In most cases, the Internal Revenue Service and other government agencies require individuals to self-report the income they make. This can include income earned from a job, as well as from other sources, such as gambling and revenue made through investments. However, if the IRS or another tax-collecting agency is dubious about the validity of a person's tax returns, they may audit her finances.
According to Esquire magazine, the rate at which the IRS audits taxpayers is relatively low. When an audit is conducted, however, the IRS will inspect a large amount of information related to the person's finances, including bank statements, records of investments and receipts for purchases. The IRS will then determine whether additional money is owed or whether the person has paid the correct amount.
If a person has withheld income and is audited, several outcomes may occur. If the IRS does not discover the withheld income and declares that the tax returns have been filed correctly, the person will not be required to pay any additional money. However, if the income is discovered, the person will likely be forced to pay the correct amount of taxes owed, as well as a penalty.

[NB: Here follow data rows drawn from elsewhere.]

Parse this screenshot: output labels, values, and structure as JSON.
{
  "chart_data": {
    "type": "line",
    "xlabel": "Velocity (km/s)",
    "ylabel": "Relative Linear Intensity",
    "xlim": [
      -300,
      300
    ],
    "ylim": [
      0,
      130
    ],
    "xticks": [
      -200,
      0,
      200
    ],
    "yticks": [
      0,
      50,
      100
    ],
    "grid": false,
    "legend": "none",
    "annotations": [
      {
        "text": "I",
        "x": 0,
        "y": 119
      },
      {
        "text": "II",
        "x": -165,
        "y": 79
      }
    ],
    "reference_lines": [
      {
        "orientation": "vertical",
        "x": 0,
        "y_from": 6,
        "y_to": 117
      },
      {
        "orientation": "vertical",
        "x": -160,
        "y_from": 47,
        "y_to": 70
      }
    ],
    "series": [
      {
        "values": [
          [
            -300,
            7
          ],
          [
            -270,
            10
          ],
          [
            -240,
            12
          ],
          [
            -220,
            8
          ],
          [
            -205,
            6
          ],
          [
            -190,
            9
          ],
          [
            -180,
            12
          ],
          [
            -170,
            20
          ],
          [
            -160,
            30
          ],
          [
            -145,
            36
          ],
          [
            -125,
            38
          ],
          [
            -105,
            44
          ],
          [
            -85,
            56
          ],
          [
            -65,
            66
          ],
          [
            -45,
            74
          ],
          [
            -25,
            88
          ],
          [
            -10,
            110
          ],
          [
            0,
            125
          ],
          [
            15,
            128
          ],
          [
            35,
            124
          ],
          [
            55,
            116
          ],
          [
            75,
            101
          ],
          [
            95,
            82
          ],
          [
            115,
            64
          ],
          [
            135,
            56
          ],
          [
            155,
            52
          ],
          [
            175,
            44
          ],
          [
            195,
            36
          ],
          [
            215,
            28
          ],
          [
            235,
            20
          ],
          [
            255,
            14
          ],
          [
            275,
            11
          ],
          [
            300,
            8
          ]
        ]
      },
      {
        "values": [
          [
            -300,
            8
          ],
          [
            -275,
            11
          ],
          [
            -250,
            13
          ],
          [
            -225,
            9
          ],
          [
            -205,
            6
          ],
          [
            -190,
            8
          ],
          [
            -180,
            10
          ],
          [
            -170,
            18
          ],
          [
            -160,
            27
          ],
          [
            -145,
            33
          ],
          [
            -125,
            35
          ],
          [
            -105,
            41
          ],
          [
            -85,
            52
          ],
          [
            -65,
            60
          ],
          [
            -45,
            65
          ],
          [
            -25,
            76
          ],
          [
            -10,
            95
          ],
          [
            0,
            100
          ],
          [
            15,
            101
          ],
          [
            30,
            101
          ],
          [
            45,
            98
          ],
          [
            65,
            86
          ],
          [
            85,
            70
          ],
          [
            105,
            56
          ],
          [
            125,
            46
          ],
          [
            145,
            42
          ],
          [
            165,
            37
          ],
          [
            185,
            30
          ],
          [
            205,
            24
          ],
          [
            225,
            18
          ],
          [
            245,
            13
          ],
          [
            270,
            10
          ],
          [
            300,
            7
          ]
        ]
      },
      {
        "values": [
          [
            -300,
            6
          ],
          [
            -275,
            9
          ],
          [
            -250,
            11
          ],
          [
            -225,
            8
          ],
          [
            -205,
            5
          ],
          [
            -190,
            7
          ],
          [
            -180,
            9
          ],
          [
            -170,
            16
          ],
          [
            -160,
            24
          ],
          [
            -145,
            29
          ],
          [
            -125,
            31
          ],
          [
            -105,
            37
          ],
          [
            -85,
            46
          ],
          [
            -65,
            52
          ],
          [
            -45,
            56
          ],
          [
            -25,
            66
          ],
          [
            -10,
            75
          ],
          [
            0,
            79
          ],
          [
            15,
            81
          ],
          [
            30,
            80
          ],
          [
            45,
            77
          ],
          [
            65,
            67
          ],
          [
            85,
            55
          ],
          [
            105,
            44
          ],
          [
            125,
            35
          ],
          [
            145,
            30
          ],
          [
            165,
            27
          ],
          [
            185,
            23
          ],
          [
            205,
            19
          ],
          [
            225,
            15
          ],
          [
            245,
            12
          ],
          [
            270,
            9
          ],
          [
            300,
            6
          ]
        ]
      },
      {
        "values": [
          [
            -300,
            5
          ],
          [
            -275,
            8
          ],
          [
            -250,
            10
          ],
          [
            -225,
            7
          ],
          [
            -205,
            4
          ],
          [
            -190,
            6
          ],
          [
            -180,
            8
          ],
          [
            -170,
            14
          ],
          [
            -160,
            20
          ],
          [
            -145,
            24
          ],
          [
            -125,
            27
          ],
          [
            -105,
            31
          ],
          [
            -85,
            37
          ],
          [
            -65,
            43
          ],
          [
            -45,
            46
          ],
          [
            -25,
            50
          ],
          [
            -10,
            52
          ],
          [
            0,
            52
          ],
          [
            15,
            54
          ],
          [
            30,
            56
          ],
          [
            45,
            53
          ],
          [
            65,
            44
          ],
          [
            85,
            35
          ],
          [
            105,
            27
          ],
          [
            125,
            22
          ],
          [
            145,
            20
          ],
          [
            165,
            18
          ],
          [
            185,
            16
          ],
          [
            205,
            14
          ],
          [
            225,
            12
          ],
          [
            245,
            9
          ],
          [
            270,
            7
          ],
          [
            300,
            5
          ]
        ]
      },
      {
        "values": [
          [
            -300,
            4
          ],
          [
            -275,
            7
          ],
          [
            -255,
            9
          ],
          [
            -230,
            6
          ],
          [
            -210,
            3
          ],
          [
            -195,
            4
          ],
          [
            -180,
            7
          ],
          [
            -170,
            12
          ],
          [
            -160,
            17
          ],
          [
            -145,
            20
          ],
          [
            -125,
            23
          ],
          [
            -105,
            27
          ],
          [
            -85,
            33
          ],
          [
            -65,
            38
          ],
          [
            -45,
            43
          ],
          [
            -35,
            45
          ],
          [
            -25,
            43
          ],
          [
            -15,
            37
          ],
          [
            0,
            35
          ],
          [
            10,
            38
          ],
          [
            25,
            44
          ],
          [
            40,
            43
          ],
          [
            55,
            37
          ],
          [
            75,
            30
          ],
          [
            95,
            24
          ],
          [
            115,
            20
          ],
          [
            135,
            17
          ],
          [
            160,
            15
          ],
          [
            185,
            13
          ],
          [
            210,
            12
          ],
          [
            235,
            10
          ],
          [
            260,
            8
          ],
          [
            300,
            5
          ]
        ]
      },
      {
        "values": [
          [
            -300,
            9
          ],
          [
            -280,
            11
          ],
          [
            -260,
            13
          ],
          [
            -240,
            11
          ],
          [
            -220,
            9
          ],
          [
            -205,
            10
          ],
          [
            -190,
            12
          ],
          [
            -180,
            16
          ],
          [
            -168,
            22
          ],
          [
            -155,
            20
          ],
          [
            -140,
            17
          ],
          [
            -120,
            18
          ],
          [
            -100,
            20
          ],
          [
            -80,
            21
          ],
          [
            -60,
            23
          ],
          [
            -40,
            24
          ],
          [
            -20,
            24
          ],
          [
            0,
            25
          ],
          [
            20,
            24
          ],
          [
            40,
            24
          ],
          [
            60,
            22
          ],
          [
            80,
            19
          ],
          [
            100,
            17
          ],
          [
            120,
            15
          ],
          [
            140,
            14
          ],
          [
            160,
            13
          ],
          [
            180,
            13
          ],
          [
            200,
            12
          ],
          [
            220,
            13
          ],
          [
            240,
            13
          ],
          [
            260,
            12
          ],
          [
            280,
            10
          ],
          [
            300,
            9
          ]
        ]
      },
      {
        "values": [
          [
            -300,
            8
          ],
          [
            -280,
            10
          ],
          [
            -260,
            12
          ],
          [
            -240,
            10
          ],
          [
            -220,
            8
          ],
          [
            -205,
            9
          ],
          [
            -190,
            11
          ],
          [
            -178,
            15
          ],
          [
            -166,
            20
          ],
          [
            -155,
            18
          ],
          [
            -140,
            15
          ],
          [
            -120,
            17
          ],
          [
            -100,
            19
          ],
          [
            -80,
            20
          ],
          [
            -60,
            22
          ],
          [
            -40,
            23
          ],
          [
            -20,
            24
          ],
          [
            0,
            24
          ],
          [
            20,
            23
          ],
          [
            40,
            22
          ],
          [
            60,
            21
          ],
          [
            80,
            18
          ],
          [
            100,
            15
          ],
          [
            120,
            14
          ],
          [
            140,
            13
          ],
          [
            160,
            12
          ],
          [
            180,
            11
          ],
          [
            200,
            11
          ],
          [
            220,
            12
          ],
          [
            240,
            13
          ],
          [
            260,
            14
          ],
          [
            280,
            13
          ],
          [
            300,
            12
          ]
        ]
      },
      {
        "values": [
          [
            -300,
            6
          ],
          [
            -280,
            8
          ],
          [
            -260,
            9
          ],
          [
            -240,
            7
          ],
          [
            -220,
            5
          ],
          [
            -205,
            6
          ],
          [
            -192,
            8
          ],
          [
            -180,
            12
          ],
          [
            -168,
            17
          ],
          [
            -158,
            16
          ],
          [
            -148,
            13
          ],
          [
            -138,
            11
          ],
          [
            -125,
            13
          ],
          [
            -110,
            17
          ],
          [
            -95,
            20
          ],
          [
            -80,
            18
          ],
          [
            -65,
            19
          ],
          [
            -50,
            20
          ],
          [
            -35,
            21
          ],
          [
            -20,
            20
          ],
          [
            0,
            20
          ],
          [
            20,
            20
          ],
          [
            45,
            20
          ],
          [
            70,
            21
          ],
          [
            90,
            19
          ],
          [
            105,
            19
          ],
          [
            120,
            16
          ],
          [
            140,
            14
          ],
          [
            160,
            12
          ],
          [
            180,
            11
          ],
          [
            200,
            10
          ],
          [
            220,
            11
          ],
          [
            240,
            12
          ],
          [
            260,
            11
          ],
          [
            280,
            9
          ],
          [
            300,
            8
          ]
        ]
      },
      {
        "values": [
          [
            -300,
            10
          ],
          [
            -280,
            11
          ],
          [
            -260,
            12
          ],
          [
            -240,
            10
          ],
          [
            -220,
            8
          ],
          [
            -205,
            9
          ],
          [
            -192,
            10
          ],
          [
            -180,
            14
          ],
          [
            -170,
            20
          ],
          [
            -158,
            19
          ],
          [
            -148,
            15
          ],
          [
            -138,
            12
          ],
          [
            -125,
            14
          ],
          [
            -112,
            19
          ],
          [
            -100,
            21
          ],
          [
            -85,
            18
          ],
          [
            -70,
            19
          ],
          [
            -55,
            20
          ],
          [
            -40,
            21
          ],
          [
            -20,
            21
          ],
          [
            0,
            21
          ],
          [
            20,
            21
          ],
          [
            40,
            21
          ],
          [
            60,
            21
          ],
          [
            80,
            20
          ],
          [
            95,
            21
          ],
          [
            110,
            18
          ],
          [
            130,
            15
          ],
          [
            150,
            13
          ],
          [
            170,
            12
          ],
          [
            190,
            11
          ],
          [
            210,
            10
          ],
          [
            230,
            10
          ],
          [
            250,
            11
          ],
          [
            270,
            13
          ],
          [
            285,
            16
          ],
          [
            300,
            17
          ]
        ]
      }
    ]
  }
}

When conducting an audit, the IRS reserves the right to inspect the person's records not just from the previous tax year, but from the previous three years. In addition, if the IRS discovers that the person has underreported his income by more than 25 percent, the IRS is allowed to look back at records from the six previous years. According to MSN, if the IRS believes the taxpayer willfully underreported his income with an attempt to commit fraud, the agency can look at records for the entire time that the person has paid taxes.
People who do not report income on their taxes seldom end up in jail. However, according to Esquire, if the IRS believes that a person has willfully refused to pay taxes, it has the option of pursuing a criminal charge. This option is rarely exercised, but it does exist.